In patients on chronic dialysis, a sedentary lifestyle is a strong, yet potentially modifiable, predictor of mortality. The present multicentric study evaluated social, psychological and clinical barriers hindering physical activity in this population.
Patients and Methods
We explored the association between barriers to physical activity and sedentary habit in adult ESRD patients at 16 chronic dialysis facilities in Italy. We used different questionnaires exploring participation in physical activity, physical functioning, patient’s attitudes and preferences, and barriers to physical activity perceived by either patients or nephrologists/nurses.

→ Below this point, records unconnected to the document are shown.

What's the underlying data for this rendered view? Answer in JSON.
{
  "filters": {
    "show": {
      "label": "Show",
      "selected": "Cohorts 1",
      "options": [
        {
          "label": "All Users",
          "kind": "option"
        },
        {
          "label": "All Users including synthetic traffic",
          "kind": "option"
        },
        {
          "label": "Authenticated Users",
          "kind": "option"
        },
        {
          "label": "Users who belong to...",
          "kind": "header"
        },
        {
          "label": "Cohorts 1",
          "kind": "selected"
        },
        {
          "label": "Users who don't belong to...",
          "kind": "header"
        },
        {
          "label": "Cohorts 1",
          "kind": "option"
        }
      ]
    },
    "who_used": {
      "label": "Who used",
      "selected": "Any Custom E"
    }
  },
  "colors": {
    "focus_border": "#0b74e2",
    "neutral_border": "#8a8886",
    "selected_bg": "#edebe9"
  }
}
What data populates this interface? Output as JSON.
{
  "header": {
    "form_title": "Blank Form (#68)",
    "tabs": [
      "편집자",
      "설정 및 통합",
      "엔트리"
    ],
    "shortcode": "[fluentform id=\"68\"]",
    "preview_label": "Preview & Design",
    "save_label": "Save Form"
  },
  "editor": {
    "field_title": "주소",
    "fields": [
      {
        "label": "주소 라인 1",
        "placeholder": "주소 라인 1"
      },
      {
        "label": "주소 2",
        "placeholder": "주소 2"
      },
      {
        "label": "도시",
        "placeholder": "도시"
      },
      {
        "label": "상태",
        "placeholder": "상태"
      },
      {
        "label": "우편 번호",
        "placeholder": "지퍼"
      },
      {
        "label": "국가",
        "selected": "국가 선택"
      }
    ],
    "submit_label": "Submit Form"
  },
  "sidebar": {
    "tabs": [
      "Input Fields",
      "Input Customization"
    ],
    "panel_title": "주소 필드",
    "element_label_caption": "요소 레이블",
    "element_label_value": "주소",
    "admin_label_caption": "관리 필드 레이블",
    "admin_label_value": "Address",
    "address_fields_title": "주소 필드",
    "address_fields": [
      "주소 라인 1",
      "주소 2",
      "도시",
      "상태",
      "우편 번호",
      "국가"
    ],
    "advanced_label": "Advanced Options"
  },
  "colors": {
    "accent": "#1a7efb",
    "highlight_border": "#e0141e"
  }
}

We enrolled 608 patients, (males 62.7%), mean age 64.8 yrs (56% > 65 years); median dialysis vintage 47.5 months (IQR 20-96 mo); mean Charlson score 4.0 (SD 2.0), mean Activities of Daily Living score 5.5 (SD 1.2)(Fig. 1). Barriers are shown in Fig. 2 and 3. Five hundred sixty-two (92.5%) reported at least one barrier to physical activity. At multivariable analysis, after adjusting for age, gender, level of education and comorbidities, most of the explored barriers were independently associated with inactivity (Fig.4). Physician’s concern was also associated with patients’ inactivity (Fig. 4). Lack of time for exercise counseling and the firm belief about low compliance/interest by the patients toward exercise were the most frequent barriers reported by nephrologists and nurses (Fig. 5-6).
We identified a number of patient-related and healthcare personnel-related barriers to physical activity in patients on chronic dialysis. This issue should be addressed in future studies aimed at increasing the level of physical activity in this population.